Стив перевел взгляд с раздернутой занавески на деревянный стакан, из которого торчали шариковые ручки – колпачки у них были явно обгрызены.
– Да, вошли, без проблем, спасибо, – говорила Арина. – Чай зеленый? В пакетиках?.. Так ты же электричество отключил… Ладно, разберемся… По-моему, да… По-моему, очень… На грани потрясения… Сидит за столом, кайф ловит… Туалет – это не главное, не переживай… А может, ему переночевать здесь, как думаешь?.. Очень остроумно. – Она вышла на веранду. – Нет, не со мной… Ты дурак?.. У меня, между прочим, муж здесь… И нам еще грибы дома чистить… Да, спрошу. – Появилась в дверях. – Стив, ты хочешь переночевать здесь?
Стив спросил:
– По-настоящему?
– По-игрушечному. – И в телефон: – Да, хочет. – И Стиву: – Только чистого белья нет. Есть одеяло и подушка.
– Я не буду спать, я буду бодрствовать.
– Он будет бодр… бодрст-во-вать… Зараза, не выговорить!..
– Мам, щелкни еще!
Арина протянула свободную руку к выключателю, и свет на сей раз в самом деле включился – прямо над Стивом зажглась подвешенная к потолку лампочка.
Стив боялся поверить в происходящее – to believe in what’s happening. Все это походило на жестокий розыгрыш. Разговор телефонный, между тем, продолжался, но теперь Арина ограничивалась короткими ответными репликами, а в основном слушала. По ее «ну да», «о’кей», «само собой разумеется» Стив догадывался, что даются ей наставления. Отец и сын перемещались по комнате, трогая что-то и передвигая. Они то входили, то неведомо зачем выходили, то в одну дверь, то в другую. Наконец Влад бесцеремонно сел на кровать, покрытую шерстяным одеялом, – на старую деревянную кровать как бы с аутентично лакированными и обшарпанными спинками… – у Стива на душе защемило. Но он вспомнил, что кровати у Ахматовой не было здесь, а был здесь, он читал когда-то, матрац на кирпичах, и сразу как-то отлегло.
– Слушай, повтори ему сам, – сказала Арина и передала телефон Стиву.
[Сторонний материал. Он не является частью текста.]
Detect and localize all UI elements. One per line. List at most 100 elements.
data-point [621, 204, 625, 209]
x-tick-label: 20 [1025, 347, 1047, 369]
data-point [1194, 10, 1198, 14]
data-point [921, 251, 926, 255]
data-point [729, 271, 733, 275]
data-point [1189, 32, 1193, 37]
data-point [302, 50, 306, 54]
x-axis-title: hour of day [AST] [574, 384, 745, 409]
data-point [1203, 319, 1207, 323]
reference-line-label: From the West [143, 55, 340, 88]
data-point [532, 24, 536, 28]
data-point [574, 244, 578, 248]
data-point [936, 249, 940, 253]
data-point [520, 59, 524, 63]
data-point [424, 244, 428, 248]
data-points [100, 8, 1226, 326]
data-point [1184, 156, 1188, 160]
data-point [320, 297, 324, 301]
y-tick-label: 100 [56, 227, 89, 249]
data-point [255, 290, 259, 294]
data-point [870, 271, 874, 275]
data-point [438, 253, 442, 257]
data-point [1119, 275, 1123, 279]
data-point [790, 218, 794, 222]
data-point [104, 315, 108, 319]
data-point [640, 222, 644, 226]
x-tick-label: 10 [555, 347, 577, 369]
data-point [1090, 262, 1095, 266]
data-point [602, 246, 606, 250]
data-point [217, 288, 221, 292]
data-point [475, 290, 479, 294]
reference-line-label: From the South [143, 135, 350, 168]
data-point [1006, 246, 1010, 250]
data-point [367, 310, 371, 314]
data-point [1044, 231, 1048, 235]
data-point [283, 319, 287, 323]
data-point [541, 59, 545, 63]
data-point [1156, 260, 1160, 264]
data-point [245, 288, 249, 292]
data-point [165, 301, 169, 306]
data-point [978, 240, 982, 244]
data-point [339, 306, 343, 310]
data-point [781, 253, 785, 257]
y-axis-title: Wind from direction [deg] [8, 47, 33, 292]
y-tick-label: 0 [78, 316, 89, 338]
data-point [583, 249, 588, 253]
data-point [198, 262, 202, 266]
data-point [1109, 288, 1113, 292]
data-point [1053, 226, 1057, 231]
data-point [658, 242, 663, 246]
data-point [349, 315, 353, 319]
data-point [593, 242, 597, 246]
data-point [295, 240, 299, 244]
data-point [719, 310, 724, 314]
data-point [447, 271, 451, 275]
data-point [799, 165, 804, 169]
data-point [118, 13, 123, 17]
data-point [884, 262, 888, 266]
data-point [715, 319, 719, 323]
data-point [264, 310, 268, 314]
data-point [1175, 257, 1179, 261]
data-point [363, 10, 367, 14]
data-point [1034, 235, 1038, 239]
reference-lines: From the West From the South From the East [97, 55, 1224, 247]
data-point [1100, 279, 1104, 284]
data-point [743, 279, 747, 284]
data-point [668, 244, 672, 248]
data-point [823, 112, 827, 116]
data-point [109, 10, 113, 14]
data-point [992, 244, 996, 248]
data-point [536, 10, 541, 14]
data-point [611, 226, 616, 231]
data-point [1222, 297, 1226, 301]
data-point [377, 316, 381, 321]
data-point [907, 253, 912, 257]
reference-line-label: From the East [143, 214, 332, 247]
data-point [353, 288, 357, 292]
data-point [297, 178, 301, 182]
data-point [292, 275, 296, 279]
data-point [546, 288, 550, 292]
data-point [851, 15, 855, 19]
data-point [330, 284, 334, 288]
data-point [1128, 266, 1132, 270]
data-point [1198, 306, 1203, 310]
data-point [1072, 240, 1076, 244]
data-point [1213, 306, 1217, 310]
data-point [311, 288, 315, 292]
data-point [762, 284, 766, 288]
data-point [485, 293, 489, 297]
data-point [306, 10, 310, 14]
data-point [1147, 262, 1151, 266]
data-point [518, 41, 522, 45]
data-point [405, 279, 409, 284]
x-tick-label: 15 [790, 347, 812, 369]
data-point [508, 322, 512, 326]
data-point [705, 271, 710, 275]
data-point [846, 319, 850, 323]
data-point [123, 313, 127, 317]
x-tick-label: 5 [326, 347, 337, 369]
– Здравствуйте, Стив. Никаких особых правил нет. Пожалуйста, не забудьте завтра перед отъездом положить ключ на место. Не знаю, открыта ли со стороны коридора дверь к соседу, туда заходить нельзя: это чужое. Ночью будет холодно, вы умеете топить печь? Дрова лежат за плитой на общей кухне, вход со стороны коридора. Надеюсь, плиту вы разжигать не будете (Стив тут вспомнил о второй трубе на крыше), ее сто лет никто не топил. Что касается печки, Стив, тяга отличная! Будьте осторожны, задвижку уберете, когда прогорят угли, иначе вы угорите. Вы знаете, что такое задвижка? Вода в колодце отличная, питьевая, но рекомендуется кипятить. Не отпускайте ручку, пока не взяли ведро, иначе ведро полетит вниз и вас ручкой ударит. Сообразите. И что касается еды. Ну там только чай зеленый в шкафчике, и, кажется, всё. Рекомендую сходить в магазин на станцию. Сковородка, кружки там, вилки, ложки и тому подобное – всё на веранде. И да – перед уходом отдерните занавески, пожалуйста. Это для того, чтобы наркоманы видели, что в комнате нет ничего ценного. На ночь занавески я лично задергиваю. Но это как вам нравится. Вы же за впечатлениями приехали, не так ли?